The future of technology is so exciting!

Yesterday I attended a GTAQ Professional Development (PD) hosted by Canterbury College called “The Digital Future of Geography.” The presenters came from Esri Australia and were teaching us about their online platform for GIS, called ArcGIS Online. This is an incredible resource for teachers and schools, it’s FREE and has so much information, data, tools, and support available.

Yesterday’s PD only confirmed for me how amazing the future of technology is, both for geography and for the world in general. Here’s my 3 take homes from the PD:

1. GIS is an essential skill for geography and we shouldn’t be intimidated.

Some of you might be wondering what GIS is. Traditionally, it stands for Geographic Information System. However, the Esri presenters yesterday made it very clear that they think of GIS as a tool that allows us to:

  • ASK questions
  • ACQUIRE information
  • EXPLORE the data
  • ANALYSE the data and work out the where, what, why, and how
  • ACT and problem solve as we are all global citizens!

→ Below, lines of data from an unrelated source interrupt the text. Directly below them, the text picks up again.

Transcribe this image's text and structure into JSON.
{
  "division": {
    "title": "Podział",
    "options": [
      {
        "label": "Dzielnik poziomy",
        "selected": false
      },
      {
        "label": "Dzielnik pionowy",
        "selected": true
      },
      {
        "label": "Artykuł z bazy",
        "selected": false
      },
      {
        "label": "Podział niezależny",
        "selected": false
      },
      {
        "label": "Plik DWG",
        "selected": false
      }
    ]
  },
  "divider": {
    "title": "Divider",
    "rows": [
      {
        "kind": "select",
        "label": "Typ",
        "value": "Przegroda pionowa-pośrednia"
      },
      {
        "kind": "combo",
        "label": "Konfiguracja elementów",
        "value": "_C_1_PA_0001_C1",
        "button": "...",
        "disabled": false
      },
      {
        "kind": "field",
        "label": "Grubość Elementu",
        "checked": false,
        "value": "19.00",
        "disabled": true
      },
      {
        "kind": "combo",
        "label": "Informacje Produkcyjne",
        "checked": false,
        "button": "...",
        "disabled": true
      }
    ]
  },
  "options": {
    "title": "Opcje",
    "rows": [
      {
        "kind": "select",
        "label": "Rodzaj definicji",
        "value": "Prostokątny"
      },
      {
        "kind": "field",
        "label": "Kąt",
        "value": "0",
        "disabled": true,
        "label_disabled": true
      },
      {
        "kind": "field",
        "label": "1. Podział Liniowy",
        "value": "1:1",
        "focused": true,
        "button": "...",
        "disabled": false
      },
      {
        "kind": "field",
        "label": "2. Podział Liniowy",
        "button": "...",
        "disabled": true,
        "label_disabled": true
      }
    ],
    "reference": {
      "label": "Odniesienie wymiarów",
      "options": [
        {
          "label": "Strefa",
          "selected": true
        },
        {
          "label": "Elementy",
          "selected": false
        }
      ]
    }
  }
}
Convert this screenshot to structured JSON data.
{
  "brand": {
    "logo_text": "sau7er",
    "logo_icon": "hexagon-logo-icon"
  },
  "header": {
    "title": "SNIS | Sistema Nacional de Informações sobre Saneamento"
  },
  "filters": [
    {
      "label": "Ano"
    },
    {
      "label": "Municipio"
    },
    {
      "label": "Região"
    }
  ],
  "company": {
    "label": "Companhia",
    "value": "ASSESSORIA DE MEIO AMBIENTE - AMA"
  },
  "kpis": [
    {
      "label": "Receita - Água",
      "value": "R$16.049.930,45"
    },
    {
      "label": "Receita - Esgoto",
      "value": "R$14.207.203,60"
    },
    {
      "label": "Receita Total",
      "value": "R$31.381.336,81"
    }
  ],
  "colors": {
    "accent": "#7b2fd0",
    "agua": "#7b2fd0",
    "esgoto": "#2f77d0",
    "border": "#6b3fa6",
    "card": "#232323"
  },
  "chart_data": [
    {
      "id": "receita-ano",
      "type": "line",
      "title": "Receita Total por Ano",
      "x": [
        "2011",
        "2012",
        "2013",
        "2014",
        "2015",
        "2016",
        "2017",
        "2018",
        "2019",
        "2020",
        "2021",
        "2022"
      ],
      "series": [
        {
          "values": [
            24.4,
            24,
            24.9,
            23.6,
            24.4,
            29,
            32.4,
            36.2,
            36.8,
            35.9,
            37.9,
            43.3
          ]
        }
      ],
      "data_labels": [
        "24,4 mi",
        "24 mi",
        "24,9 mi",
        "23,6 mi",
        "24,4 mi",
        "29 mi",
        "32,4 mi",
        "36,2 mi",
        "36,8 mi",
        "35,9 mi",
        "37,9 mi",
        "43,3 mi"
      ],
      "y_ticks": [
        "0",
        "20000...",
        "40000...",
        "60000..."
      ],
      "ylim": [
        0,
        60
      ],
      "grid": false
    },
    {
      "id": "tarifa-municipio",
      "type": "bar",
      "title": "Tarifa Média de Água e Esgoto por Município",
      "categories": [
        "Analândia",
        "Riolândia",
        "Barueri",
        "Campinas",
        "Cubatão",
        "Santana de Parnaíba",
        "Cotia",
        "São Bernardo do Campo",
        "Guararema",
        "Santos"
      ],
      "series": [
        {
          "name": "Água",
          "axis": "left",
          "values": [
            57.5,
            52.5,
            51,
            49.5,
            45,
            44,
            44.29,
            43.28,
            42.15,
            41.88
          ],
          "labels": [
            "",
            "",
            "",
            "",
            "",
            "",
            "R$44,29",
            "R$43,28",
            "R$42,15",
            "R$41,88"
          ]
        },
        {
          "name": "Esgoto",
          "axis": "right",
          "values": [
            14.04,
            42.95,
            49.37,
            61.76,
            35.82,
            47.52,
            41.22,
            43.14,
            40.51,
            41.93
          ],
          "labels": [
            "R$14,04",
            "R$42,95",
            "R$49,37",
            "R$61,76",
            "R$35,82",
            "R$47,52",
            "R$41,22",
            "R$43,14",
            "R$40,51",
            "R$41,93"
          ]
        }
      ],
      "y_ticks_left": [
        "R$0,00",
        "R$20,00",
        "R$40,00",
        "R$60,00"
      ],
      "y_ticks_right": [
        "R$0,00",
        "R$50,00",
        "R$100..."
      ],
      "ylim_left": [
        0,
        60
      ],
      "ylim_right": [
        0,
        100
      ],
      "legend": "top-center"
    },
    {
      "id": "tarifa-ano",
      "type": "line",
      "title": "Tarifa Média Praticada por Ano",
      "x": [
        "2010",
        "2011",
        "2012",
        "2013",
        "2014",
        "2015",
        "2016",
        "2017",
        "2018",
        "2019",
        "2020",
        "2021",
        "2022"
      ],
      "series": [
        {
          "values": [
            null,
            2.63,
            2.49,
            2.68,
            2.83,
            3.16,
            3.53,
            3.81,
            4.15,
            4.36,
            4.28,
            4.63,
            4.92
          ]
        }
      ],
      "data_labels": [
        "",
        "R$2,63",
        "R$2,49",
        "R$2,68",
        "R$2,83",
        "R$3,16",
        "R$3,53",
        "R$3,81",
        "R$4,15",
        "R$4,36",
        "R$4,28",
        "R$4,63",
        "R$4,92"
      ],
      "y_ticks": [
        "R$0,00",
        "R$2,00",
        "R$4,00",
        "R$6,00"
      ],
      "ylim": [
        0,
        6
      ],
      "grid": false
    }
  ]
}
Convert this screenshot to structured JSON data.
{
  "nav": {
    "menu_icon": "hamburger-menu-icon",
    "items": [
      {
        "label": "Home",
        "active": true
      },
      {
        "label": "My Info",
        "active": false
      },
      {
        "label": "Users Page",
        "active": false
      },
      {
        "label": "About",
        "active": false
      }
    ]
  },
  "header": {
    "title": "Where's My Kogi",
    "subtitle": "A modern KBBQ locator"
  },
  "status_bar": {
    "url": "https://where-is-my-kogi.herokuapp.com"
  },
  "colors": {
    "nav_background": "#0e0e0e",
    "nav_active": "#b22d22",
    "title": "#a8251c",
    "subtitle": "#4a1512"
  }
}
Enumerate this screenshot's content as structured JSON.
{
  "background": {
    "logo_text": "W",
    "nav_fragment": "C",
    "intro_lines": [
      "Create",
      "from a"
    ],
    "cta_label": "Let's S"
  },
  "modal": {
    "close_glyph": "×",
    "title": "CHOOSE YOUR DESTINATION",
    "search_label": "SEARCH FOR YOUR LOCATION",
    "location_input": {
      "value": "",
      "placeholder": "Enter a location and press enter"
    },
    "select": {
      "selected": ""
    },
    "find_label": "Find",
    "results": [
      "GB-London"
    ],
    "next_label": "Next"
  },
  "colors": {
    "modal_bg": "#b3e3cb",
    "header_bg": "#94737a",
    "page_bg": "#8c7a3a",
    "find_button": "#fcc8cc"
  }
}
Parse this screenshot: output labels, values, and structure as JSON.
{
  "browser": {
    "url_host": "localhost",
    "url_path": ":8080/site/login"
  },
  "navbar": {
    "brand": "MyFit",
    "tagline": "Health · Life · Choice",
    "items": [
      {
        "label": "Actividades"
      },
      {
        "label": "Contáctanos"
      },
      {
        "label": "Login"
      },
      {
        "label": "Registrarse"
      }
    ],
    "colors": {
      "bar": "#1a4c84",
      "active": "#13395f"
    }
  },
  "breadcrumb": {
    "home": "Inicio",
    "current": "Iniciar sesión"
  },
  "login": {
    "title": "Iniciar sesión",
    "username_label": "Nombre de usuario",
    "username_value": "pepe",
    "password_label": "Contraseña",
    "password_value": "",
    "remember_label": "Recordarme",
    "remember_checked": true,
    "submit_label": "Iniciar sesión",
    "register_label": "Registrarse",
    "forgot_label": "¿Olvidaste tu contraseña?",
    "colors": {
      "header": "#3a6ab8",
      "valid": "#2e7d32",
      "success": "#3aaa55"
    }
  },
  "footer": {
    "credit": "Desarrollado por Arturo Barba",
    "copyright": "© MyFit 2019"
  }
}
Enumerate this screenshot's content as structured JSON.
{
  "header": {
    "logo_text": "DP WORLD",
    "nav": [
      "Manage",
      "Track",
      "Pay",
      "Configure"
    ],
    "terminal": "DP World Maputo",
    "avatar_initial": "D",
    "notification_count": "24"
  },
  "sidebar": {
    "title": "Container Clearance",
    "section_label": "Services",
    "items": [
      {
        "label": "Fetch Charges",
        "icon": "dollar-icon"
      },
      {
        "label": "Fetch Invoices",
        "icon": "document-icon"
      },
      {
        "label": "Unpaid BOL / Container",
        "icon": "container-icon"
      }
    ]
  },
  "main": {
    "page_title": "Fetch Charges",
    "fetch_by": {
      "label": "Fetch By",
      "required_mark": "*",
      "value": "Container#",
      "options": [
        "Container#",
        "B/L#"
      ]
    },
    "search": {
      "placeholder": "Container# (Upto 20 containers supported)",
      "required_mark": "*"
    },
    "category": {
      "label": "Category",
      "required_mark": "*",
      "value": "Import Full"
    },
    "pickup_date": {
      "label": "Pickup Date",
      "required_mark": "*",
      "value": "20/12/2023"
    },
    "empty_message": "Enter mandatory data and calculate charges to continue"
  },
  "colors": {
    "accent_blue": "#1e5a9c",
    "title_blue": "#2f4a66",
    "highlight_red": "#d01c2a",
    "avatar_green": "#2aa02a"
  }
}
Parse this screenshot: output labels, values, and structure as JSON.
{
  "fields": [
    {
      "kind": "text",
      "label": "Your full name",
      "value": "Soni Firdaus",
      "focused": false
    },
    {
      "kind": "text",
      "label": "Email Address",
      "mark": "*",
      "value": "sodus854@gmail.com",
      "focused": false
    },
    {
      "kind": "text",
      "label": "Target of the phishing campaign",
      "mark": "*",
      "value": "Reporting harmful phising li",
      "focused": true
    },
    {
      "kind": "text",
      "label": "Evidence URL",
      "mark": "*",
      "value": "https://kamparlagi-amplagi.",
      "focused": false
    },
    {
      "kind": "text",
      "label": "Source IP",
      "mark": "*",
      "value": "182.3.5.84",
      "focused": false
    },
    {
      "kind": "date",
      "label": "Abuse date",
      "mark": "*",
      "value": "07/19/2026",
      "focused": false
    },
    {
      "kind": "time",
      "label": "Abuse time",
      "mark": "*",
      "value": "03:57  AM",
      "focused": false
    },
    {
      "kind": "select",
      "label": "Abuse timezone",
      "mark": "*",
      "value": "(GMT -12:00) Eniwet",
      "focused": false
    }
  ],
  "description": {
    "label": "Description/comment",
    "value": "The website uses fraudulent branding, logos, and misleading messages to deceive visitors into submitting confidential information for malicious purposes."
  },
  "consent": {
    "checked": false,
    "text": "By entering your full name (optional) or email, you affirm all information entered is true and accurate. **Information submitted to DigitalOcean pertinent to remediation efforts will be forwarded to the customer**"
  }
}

This was a really powerful realisation for me because I had been a little afraid of using GIS in my class as it seemed overwhelming, but by breaking it down into simple geographic inquiry it made so much more sense!

2. We want and need our students to be critical of where the data comes from.

The Librarian in me was so happy to hear the presenters reinforce the idea that we need to keep teaching our students to be critical of where the data comes from, who is providing it, and how they collected it. This is so important in this day and age of the Open Data Movement! Although there are lots of companies and government bodies that are still yet to get on board with this movement, many are recognising the value of sharing data with the people. This raises all sorts of issues, not least of which is teaching our students the importance of evaluating the validity of the data. The presenters demonstrated simple ways for users to find out where the data is coming from and to work out if it is reliable.

3. “What is where?” “Why there?” “Why care?”

Part of geography is working out why certain events or patterns occur. There are many different questioning models that we use, and yesterday our presenters alerted us to their favourite:

  1. “What is where?” – where are things located?
  2. “Why there?” – what would cause those things to be there? This is where we start to discern patterns and connections
  3. “Why care?” – why would we care about these events and patterns, and what does this mean when looking at social, economic, political, and environmental issues?

This really hit home for me and it allowed me to think very carefully about how I phrase my questioning and how different questions can elicit different responses from students.

I realised that geography is a subject that is very useful to our students, but the way that we (myself included) have taught it in the past is quickly becoming outdated. We need to embrace these new technologies that are available if we are to keep up with our students’ needs, and place them in a position that allows them to work in future jobs. It’s our responsibility as educators and geography enthusiasts to make sure that we are familiar with GIS and where it’s heading to equip our students with the necessary skills for their futures.

Let’s face it, the future of technology is exciting, the field of geography is only one example, and if we’re not willing to step out of our comfort zones to learn new skills, how can we expect our students to do the same?!